他三两步走过来蹲在霍域身边,牵过他的手,温柔地问:“热敷呢?今天按摩眼睛了吗?”
“按了,刚按完敷的”,霍域挺淡定,说着还蹭了蹭游弋手上的灰,“着急过来干什么?今天有安排?有安排咱就走。”
游弋点点头说:“本来是没有的,现在必须得有点儿安排了。”
霍域坐起身笑着问:“什么安排啊宝贝?订了餐厅还是跟风叔约好了看电影?”
这用力过猛的夸张表演让游弋忍不住笑出了声:“咱俩这出戏要演到什么时候?”
他分明知道霍域在撒谎,霍域也分明知道他知道他在撒谎,偏偏人家挺淡定:“演什么戏?我们不是从来都这么相敬如宾、举案齐眉吗?”
“行”,游弋摘了他的眼罩,牵起他的手,“走,回家。”
这段时间,霍域不管去哪儿都是游弋接送,哪怕最近游弋的确很忙。霍域没有说过不让他接送的话,每天一下班就站在公司楼下等着,哪儿都不去。他还是像以前一样,无条件地给游弋足够的安全感,事事都顺着他。
不过,有一件事他俩最近较上劲了,谁都不肯服输。说起来全是你情我愿的情趣,不过闹来闹去没个结果,两人的夜间娱乐活动一直没有实质性的进展。
本来他俩是都不急的。对方太勾人,即便没有全垒打,这一场场比赛也足够酣畅淋漓。不过今天游弋下定决心了——比赛的胜负决定着家庭地位,这场比赛他一天不赢霍域就一天不能老实,像今天这种挂羊头卖狗肉的事儿不知道还得干多少回。
这不能忍。于是回家路上他先是停车去了一趟药店。进去的时候迈着老艺术家四平八稳的步伐,出来的时候脚步乱了、表情慌了、步伐快了不少。
回了车上又要装出一副淡定的样子,药袋子往后座一扔,甩给霍域一句:“准备好了吗宝贝儿?”
不等霍域回答,他已经一脚油门把车开了出去。
霍域一看这架势就乐了,笑着问:“咱去哪屋?”
游弋打着方向盘想想说:“你那边卧室吧?我那边跟热带雨林一样,第一次就这么……刺激,是不是不太好?”
他挺认真地开始探讨场地的问题,霍域都快笑死了,靠在椅背上笑得浑身都在颤。
游弋没理他,心想:让你先嘚瑟一会儿。
直到进门他都还很嚣张,门一关上就开始脱衣服。
霍域上下扫他一眼,笑着问:“小猴子是不是太猴儿急了?”
其实游弋是因为今天衣服脏,为了照顾他的洁癖男朋友不想穿着脏衣服进屋,不过听到霍域这么说,他叉着腰舔了下嘴角,笑得一脸邪魅:“嗯,你最好快点儿洗澡,洗慢了我可不等你。”
霍域一挑眉,解领带的动作顿住了,转而先去勾他的腰。
猛地一勾,已经脱掉T恤的人像只没睡醒的小鹿,身子一歪就跌进了猎人的怀抱。
从后颈到蝴蝶骨,霍域的吻一路落下来,游弋光着脚站在地上,脚趾都用了力。
背带裤松松垮垮地挂着,霍域一边吻一边把背带又给他扶回了肩上,意味不明地贴在他耳边说:“这样好看。”

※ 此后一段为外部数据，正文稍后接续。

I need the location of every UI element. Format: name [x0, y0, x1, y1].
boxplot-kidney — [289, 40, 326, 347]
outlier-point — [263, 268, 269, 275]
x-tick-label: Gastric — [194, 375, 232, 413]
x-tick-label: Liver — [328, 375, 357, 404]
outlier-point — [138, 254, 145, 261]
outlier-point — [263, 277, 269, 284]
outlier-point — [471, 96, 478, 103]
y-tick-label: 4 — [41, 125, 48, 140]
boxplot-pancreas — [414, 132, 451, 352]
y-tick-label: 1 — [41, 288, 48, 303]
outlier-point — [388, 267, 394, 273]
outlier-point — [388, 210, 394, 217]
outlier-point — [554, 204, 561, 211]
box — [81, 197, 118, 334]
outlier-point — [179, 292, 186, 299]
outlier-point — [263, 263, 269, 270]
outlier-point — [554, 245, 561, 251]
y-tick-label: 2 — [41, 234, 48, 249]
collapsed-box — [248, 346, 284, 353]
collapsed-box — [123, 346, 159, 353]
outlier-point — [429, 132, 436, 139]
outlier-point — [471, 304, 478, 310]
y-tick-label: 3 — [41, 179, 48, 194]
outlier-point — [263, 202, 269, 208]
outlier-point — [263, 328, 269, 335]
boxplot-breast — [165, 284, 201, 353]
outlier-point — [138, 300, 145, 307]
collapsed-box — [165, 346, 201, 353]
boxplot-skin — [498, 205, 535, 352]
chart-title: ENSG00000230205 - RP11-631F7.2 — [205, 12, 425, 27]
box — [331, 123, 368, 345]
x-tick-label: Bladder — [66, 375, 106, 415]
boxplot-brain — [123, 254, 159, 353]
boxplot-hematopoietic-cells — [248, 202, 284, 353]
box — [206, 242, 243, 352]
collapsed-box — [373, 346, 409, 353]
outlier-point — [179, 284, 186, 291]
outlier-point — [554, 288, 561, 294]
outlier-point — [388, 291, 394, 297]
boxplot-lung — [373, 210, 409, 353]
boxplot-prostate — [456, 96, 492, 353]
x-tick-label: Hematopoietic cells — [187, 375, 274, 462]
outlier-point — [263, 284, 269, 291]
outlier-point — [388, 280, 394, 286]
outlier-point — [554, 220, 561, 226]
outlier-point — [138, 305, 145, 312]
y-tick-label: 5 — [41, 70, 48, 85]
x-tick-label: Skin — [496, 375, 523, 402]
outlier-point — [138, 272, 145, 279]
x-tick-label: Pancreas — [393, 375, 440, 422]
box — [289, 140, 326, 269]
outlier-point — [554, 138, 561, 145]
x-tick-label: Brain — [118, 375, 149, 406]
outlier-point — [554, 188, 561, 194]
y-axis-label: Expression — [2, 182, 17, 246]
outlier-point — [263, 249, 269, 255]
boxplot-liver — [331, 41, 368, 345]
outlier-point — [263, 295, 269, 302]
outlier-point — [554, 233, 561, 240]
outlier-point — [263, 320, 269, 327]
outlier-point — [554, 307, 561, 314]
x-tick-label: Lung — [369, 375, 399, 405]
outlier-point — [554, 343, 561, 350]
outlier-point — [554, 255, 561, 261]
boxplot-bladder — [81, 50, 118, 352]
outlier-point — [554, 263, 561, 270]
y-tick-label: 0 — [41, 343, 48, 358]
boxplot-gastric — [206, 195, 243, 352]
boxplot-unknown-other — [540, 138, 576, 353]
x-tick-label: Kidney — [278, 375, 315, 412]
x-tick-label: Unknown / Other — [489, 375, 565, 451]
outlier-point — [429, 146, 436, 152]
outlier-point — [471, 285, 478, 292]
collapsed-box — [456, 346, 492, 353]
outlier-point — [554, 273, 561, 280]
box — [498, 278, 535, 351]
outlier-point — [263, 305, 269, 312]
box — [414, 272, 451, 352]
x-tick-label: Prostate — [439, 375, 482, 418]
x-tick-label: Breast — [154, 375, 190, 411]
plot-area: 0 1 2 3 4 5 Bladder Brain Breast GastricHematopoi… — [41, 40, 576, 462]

靠!游弋顿时麻了半边肩膀,用力咬了一下下唇才堪堪定住身形。随后他深吸一口气,猛地转过身拉住霍域的领带,冲着那张讨人厌的嘴亲了上去。
……
屋里的小灯渐次亮起,无声地唱着《小星星》。一闪是一眨眼,一闪是一个吻,亮晶晶的是泛红的眼尾挂着珍珠般的泪。
墙上的小灯像窗外深秋的夜空,游弋身上的点点梅花是雨后火一般的焰火晚霞。
是夜还是傍晚,分不清了。是深秋还是盛夏,也分不清了。
似有夏日蝉鸣,又似深夜急雨,似是春日的高歌又像冬日里缓缓落下的无声细雪。
春夏秋冬走过一遭,两个人都摊在床上,连根手指都不想动了。
他们享受这一刻的倦怠。一起爬过雪山、淌过暖溪的倦怠。霍域盯着天花板发了会儿呆,无端想让头顶虚空生生变出一个镜头,俯拍下这一刻的全景,然后画下来。